Recent technological advances often make aging in place easier: Velcro® fasteners, lightweight wheelchairs, devices to control appliances and dial telephone numbers. There is even a “walk-in bathtub” for people who have difficulty climbing into an ordinary bathtub. Many services are available to help the elderly person stay in his/her home.

Home care services are available in many communities, providing appropriate, supervised personnel to help seniors with either health care (giving medications, changing dressings, catheter care, etc.) or personal care (bathing, dressing, and grooming).
Meals and transportation are available to older people to help them retain some independence. Group or home-delivered meal programs help ensure an adequate diet. Meals-On-Wheels® programs are available in most parts of the United States. A number of communities offer door-to-door transportation services to help older people get to and from medical facilities, community facilities, and other services.

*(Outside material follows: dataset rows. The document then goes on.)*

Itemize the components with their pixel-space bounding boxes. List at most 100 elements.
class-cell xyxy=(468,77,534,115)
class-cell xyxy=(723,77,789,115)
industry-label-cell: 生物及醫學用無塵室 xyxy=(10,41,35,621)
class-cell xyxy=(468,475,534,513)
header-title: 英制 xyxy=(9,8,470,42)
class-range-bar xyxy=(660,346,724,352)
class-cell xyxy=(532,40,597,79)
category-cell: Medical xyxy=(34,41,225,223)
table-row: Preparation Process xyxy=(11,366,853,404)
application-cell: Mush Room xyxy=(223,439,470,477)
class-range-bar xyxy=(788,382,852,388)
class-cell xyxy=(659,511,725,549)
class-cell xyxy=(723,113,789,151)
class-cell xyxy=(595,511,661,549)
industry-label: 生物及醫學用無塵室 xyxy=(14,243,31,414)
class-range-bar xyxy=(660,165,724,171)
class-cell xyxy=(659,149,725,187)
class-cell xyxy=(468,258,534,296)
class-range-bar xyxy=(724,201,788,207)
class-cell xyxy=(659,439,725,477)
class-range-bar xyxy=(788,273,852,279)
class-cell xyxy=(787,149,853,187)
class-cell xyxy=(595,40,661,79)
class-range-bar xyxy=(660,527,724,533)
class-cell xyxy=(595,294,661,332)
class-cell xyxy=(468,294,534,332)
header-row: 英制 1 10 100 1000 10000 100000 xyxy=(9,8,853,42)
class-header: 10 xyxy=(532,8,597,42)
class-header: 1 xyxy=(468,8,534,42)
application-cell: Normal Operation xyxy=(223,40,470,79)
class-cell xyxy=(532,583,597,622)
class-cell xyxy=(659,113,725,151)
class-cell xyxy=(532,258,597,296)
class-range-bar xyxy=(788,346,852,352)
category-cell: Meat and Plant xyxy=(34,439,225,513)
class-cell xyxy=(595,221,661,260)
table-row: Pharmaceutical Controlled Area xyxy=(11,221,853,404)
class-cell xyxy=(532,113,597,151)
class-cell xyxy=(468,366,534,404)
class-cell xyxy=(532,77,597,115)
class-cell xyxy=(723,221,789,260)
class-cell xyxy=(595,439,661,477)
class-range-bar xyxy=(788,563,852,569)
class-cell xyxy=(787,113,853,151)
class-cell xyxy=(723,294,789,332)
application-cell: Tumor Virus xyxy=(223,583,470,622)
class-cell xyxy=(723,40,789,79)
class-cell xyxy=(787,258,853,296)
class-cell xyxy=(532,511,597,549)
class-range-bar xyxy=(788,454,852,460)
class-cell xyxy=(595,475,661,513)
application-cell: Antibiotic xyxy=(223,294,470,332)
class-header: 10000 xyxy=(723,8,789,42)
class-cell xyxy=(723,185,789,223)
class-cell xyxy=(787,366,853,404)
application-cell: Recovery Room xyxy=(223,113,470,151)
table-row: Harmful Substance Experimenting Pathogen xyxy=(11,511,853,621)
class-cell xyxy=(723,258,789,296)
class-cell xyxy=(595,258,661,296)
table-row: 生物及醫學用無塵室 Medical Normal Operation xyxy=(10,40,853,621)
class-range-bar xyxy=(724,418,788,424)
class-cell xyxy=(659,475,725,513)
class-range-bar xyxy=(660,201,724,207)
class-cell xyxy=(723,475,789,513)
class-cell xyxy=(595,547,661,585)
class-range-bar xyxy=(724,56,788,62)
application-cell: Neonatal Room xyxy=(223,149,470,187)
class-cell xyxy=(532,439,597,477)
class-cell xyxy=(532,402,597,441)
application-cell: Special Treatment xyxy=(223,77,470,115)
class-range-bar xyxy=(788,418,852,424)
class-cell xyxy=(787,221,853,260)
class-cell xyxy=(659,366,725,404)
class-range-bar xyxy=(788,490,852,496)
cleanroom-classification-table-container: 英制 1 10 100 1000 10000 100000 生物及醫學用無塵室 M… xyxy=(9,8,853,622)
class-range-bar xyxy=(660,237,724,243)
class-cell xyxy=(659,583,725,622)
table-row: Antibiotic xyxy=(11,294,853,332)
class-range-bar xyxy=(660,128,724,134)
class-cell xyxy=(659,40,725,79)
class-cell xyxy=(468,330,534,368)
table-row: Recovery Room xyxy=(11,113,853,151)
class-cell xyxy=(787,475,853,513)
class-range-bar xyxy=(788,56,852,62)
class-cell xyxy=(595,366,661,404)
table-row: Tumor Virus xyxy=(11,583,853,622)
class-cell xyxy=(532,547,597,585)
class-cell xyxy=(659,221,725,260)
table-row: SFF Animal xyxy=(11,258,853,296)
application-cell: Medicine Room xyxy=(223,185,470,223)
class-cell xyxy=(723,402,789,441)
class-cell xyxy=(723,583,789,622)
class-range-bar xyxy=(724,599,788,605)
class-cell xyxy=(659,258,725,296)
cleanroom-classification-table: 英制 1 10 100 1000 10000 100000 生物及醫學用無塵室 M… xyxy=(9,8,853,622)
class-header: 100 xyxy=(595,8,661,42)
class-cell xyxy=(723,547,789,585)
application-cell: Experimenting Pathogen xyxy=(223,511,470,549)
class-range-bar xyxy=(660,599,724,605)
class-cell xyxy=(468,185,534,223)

Adult day care is similar to child day care. The senior goes to a community facility daily or 2 or 3 days per week. Activities include exercise programs, singing, guest lectures, and current events discussions.

Other Types of Care
There are several types of retirement communities that provide living arrangements and services to meet the needs of both independent seniors and those who need assistance. Large hotel corporations are in this field and other facilities are set up for members of a certain organization (retired military, Elks, etc.). It is important when investigating these housing options to understand completely the services provided and the cost.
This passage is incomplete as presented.